Ce n'est pas le cas chez nous. Aujourd'hui, on est pris dans un étau et si on ne fait pas de digital, on est à côté de la plaque.
- Vous n'êtes pas d'accord?
Non, je ne suis pas d'accord. On peut vivre sans faire de digital. Cela ne veut pas dire qu'il ne faut pas rester attentif, mais aujourd'hui, ce n'est pas encore indispensable. Dans l'optique, on n'en a pas fait du tout. On a fait un choix. Je ne suis pas contre le digital. Mais on n'a pas de budget extensible à l'infini. Et on utilise l'argent sur les supports et les médias qui sont les plus efficaces et les plus performants.
- Aujourd'hui, ne croyez-vous pas que la différenciation marketing ne se fait plus vraiment sur l'offre, sur les produits ou les services... mais plutôt au niveau technologique, notamment dans la maîtrise des outils de ciblage?
En ce qui concerne la communication, les publicités ciblées sur Internet ont pour nous des résultats infimes. Et tous ces nouveaux supports ne sont pas près de supplanter la puissance de la télé.
- L'explosion des capacités des outils marketing de mesure, de collecte de data, a-t-elle modifié votre vision du marketing?
Pas vraiment. Certes, pour l'audio, on a tenté des campagnes de SMS orchestrées autour de la prévention: "Vous êtes sûrs de bien entendre ? Allez vérifier." Et on fait également des newsletters sur les promotions. Je suis sensible à ces nouvelles formes de communication, mais je n'en vois pas forcément l'intérêt... Peut-être est-ce parce que nous le faisons mal ou que nous sommes mal conseillés, mais aujourd'hui, je crois en ce qui marche et la télé, ça marche!
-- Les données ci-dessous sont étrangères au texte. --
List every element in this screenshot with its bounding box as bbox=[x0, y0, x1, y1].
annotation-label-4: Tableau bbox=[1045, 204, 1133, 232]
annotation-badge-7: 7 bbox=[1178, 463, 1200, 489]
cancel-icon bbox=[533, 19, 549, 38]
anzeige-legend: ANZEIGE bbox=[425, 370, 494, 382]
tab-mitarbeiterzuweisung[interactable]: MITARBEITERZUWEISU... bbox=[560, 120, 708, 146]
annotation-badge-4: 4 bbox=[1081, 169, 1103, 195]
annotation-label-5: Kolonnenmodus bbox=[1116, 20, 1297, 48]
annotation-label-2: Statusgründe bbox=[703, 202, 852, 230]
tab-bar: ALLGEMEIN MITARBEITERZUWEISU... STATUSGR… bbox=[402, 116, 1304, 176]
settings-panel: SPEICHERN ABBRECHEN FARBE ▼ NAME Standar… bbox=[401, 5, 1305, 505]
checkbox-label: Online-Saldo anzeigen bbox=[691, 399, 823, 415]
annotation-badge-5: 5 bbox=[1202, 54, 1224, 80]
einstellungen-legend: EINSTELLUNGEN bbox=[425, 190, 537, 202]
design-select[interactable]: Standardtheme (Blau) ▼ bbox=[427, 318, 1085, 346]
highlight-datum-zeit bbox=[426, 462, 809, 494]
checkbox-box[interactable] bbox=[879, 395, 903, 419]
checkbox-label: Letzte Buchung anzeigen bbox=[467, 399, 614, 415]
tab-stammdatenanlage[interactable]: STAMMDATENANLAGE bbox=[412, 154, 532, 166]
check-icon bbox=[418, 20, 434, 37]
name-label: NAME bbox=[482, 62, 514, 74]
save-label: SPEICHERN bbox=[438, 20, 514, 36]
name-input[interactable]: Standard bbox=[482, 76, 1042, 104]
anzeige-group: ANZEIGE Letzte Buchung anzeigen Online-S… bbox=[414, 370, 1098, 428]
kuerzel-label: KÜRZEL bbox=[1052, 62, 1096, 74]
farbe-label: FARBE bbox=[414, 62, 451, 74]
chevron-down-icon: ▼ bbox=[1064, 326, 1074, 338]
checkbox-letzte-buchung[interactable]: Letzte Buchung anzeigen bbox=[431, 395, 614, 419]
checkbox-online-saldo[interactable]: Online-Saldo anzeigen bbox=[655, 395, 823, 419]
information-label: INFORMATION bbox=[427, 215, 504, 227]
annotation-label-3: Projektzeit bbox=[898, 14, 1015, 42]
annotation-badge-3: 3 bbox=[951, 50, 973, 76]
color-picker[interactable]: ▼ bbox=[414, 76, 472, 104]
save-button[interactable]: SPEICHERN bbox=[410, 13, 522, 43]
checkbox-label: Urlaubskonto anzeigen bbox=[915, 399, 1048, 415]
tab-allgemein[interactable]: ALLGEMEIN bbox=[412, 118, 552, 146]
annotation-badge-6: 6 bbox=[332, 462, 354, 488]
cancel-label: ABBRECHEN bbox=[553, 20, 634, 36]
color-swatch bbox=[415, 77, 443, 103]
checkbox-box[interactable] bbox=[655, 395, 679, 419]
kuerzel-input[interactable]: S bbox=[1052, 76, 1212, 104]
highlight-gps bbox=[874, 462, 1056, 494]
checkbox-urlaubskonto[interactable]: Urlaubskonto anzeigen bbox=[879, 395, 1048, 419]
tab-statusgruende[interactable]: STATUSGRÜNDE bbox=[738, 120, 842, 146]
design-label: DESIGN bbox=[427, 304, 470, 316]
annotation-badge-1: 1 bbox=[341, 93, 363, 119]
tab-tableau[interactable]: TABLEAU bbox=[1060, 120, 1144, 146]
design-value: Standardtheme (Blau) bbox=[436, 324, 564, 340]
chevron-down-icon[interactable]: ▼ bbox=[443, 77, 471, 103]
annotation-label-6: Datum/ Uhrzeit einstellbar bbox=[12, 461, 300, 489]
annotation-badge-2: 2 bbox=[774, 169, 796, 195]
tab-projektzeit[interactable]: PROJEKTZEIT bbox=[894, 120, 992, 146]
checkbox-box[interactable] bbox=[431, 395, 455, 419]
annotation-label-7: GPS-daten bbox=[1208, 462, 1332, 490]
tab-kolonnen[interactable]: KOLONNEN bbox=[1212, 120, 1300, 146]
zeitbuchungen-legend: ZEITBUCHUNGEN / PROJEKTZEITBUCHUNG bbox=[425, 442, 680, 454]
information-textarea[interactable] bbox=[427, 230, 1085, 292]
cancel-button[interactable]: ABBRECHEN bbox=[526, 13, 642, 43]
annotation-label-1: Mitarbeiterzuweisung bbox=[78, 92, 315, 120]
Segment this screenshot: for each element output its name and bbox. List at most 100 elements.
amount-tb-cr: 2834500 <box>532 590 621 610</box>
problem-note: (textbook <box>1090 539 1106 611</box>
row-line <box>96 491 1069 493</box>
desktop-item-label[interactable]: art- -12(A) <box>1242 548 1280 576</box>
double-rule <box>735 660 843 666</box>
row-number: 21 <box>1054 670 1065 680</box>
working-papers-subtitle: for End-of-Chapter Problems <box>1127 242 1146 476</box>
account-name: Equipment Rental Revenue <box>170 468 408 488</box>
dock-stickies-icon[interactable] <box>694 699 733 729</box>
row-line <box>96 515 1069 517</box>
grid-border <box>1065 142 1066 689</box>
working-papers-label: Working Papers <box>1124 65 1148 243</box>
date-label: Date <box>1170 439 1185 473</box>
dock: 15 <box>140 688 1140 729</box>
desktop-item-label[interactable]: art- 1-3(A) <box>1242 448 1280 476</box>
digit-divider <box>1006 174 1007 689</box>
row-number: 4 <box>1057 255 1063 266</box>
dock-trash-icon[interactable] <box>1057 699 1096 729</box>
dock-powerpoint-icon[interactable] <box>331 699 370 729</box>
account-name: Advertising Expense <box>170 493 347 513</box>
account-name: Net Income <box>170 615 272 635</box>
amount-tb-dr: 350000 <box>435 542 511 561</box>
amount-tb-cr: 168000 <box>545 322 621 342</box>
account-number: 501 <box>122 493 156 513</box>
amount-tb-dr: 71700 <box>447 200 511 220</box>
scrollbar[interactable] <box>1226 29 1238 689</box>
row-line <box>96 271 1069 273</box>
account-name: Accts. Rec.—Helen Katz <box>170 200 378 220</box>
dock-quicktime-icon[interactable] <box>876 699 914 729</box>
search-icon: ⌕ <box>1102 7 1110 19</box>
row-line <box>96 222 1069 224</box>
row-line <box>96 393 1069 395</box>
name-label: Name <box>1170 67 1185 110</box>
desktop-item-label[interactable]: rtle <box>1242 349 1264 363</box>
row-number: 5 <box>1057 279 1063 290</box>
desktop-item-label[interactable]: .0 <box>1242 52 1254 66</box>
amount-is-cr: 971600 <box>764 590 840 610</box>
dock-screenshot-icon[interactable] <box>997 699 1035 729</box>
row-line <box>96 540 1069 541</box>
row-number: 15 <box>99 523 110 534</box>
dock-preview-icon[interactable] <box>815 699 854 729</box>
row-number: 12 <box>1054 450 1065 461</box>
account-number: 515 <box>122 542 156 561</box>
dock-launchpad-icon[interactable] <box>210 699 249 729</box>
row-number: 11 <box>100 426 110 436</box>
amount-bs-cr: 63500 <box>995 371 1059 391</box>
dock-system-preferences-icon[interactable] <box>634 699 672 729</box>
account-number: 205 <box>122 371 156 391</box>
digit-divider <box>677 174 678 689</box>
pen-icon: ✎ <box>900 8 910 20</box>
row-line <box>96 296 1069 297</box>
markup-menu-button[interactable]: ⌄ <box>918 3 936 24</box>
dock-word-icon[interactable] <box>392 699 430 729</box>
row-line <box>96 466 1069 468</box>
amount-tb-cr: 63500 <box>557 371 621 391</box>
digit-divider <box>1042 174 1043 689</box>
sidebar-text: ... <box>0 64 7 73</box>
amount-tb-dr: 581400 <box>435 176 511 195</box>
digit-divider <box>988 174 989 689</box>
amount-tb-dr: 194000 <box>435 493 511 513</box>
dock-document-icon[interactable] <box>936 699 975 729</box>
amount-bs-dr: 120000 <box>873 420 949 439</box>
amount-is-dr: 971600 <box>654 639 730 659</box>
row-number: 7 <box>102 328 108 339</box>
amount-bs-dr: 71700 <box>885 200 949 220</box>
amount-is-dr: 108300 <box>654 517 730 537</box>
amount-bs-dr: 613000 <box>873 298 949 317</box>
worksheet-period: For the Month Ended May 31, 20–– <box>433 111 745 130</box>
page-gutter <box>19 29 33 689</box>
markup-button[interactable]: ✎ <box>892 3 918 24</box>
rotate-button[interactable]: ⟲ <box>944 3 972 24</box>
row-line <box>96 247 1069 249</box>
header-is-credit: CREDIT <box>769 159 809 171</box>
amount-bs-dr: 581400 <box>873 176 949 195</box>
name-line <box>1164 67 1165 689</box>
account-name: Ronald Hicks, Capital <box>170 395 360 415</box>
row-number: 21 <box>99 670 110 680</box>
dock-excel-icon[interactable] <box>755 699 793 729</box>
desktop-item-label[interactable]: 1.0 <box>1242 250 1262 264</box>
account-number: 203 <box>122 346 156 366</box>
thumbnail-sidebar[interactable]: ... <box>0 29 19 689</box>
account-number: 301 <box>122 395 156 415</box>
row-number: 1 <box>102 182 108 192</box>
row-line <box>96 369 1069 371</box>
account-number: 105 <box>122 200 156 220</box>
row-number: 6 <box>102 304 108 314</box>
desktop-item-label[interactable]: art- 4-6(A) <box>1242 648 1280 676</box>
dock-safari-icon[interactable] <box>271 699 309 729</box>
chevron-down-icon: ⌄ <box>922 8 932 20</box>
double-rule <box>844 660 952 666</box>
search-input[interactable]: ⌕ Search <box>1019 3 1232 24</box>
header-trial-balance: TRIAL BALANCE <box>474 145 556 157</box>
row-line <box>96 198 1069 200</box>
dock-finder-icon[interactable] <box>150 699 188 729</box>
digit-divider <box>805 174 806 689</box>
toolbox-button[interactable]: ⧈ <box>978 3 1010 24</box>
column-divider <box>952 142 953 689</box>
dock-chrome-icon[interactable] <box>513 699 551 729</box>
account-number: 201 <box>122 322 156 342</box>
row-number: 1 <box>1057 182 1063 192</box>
Ce que l'explosion des outils n'a pas modifié non plus, c'est le discours de vérité qu'attendent les consommateurs, qui ne supportent plus d'être baladés, et donc refusent la publicité fausse et mensongère.
Lire aussi : Picard, enseigne de l'année 2014
- Vous avez dirigé les Girondins de Bordeaux, de 1991 à 1996, cela vous tenterait de reprendre la présidence d'un club ?
Peut-être pour ma prochaine vie!... Mais en attendant, c'est fini. J'ai vécu ça passionnément, et comme toutes les passions, quand elles se terminent, on ne se souvient même plus de leur existence.
- Cela vous a servi en tant que chef d'entreprise?
Non, pas du tout. Je n'ai rien appris! Je me suis fait insulter sur les stades, porter aux nues. On m'a reproché de ne pas trouver assez d'argent pour acheter certains joueurs. J'ai arrêté quand j'ai trouvé cela pesant d'aller à Bordeaux. Et c'est arrivé après la finale de la Coupe d'Europe, un match exceptionnel contre le Bayern de Munich, l'un des cinq moments les plus mémorables du foot. Il y avait Zidane, Lizarazu, Dugarry... Des joueurs que, d'ailleurs, certains m'avaient reproché d'être allé chercher !
- Quelle enseigne retail vous inspire?
Ce qui m'intrigue, c'est le succès de Zara qui ne fait pas de pub et qui mise sur la qualité de ses emplacements et sur la cadence quinzomadaire de ses créations. Ce sont des réussites incroyables basées sur des concepts forts... Mais qu'après, il faut déployer!
- Justement, vous avez inauguré votre nouveau concept de magasin aux Halles...
C'est une manière de montrer à nos usagers, nos franchisés et à la presse que nos magasins sont à la pointe de l'innovation. Bornes interactives, tables tactiles, scan mirror... Nous essayons d'aller au bout de l'expérience cross canal.